Am I wrong for thinking he’s taking our relationship for granted by just giving away his money? By the way, he tells his mom and sister that they don’t need to pay him back.
— Jehan from Chicago
I’m so happy you asked this question because I’ve faced the same problem. In my case, an ex-boyfriend was constantly forking over money to his son, and it drove me nuts. I felt like he wasn’t teaching his son the proper way to earn money, which, in my eyes, is through work, not handouts. I resented his son so much that it caused the majority of our fights. Even though we had separate bank accounts and we weren’t even married, I was just as angry as I’d be if it were my son and my money.
Something had to be done, and I knew from all my annoying spiritual books that I couldn’t ask my man or his son to change. I had to change. Finally, I found out that I suffered from the same disease many of us catch at some point — self-help guru Byron Katie named it the “Whose business are you in?” disease.
You mentioned a few times in your letter that it was “his” money, and it does sound like he takes care of you and your kids before “his” extra money goes where he wants it to go. Some guys blow their extra money on poker games and strip clubs. Your guy is spending it on his mom and his sibling. But if I were to flash back to how I used to feel when I was in your shoes, I’d have said, “I’d rather have my man spend it on poker games and strip clubs than on family members who expect handouts.”

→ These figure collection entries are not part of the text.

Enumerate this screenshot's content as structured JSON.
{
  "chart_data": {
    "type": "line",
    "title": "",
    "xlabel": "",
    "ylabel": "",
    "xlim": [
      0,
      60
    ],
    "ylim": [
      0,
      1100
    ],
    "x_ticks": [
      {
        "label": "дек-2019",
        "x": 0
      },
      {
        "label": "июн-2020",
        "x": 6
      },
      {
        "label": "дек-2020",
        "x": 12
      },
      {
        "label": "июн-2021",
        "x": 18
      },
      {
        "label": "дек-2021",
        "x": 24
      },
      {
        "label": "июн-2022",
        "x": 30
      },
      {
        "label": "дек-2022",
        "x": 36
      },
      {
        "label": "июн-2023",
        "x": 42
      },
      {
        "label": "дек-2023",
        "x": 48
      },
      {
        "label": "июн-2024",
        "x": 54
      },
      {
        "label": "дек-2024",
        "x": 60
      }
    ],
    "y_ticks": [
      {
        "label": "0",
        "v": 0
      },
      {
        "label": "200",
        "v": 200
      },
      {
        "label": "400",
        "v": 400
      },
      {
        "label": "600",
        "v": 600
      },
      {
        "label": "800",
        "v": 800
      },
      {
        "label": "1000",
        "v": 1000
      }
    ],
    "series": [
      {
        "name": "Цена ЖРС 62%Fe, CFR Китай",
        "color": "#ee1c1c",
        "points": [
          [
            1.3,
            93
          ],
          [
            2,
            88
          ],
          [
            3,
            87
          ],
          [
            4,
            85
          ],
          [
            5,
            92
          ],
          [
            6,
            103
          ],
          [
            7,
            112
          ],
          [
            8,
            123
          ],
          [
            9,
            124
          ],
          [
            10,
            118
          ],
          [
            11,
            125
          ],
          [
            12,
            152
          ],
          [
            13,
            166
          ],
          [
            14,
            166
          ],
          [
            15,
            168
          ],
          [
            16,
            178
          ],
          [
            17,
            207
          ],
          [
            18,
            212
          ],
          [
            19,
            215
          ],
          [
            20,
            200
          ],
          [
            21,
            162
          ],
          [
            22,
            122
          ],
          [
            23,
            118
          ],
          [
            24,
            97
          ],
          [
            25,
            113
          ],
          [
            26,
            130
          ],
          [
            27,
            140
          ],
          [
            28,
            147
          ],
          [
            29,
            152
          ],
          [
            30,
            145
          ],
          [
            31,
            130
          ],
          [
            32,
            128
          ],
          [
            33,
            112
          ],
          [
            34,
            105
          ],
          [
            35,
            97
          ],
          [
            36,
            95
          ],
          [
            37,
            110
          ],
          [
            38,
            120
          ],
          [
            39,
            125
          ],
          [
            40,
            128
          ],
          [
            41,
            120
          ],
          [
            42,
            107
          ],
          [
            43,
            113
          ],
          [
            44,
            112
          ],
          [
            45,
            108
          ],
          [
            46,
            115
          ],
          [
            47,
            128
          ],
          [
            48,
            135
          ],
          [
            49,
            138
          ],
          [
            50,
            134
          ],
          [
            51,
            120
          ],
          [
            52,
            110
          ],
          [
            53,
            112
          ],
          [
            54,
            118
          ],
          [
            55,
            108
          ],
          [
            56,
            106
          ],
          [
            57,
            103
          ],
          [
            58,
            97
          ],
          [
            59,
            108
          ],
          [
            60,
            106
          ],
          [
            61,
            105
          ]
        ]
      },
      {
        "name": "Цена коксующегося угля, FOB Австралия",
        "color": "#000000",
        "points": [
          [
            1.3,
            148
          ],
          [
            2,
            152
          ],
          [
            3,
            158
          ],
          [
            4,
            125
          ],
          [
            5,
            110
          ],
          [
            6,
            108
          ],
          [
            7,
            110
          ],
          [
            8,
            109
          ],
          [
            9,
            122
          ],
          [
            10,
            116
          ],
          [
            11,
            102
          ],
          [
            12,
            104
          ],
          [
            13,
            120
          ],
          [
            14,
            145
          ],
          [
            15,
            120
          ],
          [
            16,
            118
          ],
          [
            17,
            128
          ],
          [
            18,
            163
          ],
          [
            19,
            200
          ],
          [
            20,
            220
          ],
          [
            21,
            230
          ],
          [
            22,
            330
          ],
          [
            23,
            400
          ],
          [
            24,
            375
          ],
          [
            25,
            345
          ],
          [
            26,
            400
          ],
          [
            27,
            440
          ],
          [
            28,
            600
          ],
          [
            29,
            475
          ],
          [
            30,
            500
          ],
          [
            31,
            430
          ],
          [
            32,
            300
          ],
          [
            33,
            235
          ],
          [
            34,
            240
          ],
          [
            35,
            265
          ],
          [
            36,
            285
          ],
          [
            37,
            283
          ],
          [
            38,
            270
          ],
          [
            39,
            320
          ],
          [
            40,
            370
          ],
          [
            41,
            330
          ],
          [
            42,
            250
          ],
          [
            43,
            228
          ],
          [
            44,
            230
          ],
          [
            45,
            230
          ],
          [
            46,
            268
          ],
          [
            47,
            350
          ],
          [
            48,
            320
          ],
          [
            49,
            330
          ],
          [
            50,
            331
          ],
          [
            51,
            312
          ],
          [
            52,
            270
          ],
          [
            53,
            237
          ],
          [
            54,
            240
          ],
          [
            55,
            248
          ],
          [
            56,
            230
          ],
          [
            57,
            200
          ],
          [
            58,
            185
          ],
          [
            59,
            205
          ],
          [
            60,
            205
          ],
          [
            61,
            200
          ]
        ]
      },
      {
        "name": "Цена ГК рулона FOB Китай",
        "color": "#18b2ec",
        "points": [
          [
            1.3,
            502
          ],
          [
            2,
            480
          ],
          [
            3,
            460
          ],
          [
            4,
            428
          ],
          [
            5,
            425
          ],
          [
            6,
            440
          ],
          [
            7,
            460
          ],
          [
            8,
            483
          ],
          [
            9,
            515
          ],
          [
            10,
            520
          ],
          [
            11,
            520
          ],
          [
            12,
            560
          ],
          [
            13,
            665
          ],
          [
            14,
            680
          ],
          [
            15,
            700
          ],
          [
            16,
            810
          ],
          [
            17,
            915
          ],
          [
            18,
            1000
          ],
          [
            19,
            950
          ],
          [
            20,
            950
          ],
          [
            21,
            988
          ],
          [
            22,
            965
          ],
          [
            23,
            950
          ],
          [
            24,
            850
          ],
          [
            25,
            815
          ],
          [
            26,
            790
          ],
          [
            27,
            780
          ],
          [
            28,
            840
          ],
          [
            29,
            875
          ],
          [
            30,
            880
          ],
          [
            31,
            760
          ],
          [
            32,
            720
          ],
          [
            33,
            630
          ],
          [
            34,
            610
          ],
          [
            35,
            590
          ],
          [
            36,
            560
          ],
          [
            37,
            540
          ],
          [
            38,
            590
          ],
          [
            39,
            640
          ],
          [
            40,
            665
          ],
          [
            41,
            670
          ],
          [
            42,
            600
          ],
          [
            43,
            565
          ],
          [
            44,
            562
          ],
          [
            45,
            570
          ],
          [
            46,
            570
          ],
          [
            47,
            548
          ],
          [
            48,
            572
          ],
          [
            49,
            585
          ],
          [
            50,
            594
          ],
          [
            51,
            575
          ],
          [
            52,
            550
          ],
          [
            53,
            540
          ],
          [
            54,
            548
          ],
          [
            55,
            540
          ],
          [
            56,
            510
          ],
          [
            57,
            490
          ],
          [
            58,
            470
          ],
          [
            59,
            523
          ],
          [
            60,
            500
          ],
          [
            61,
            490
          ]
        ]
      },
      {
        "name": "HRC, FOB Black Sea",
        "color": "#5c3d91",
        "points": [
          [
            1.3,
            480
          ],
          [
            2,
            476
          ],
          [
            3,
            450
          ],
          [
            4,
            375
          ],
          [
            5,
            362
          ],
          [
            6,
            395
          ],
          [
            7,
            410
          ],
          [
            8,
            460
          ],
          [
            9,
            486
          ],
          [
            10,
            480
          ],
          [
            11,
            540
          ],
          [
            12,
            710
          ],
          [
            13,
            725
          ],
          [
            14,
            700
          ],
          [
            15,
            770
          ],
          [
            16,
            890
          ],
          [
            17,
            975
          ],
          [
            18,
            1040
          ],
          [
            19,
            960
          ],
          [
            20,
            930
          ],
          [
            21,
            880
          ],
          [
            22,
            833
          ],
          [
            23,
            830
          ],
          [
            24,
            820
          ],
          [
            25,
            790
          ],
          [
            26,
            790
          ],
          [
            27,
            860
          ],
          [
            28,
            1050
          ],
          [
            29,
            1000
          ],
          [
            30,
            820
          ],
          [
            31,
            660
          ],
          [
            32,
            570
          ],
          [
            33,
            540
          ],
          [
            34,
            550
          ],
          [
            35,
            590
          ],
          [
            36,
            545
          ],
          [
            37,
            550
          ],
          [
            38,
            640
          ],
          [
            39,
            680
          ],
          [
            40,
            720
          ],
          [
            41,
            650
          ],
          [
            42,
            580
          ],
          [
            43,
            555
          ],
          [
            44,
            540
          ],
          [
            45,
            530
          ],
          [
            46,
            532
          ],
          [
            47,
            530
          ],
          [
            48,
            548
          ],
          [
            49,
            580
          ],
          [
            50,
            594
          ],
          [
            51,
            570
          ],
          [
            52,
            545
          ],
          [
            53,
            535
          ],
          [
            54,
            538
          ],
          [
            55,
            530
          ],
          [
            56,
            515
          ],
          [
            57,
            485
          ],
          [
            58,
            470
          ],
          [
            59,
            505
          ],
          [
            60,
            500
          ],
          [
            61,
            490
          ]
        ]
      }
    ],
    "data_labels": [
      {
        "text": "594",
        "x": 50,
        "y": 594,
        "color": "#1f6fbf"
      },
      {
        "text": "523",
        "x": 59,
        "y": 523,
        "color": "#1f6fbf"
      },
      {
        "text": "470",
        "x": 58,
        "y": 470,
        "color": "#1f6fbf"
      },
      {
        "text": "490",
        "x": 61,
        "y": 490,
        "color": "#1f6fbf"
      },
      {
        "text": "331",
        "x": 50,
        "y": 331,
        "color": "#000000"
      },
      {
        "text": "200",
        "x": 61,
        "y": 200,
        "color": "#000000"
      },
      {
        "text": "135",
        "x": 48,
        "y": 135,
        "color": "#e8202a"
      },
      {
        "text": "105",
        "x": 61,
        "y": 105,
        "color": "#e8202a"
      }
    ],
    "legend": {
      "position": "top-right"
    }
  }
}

I know it will be painful to read this, but hear me out. People like you and I, who have strong work ethics, get jealous of people who make money the easy way — by asking for it. We take the role of victim, claiming someone is taking advantage, when really we’re just jealous that we don’t have the guts to blindly ask people for money ourselves.
Sit with this for a bit, and if you can start to believe it to be true, you’ll feel so much freedom that you might giggle the next time you see him give a handout.
Or, do what I do now when I see it in my own life. I think, “That lucky son of a bitch.”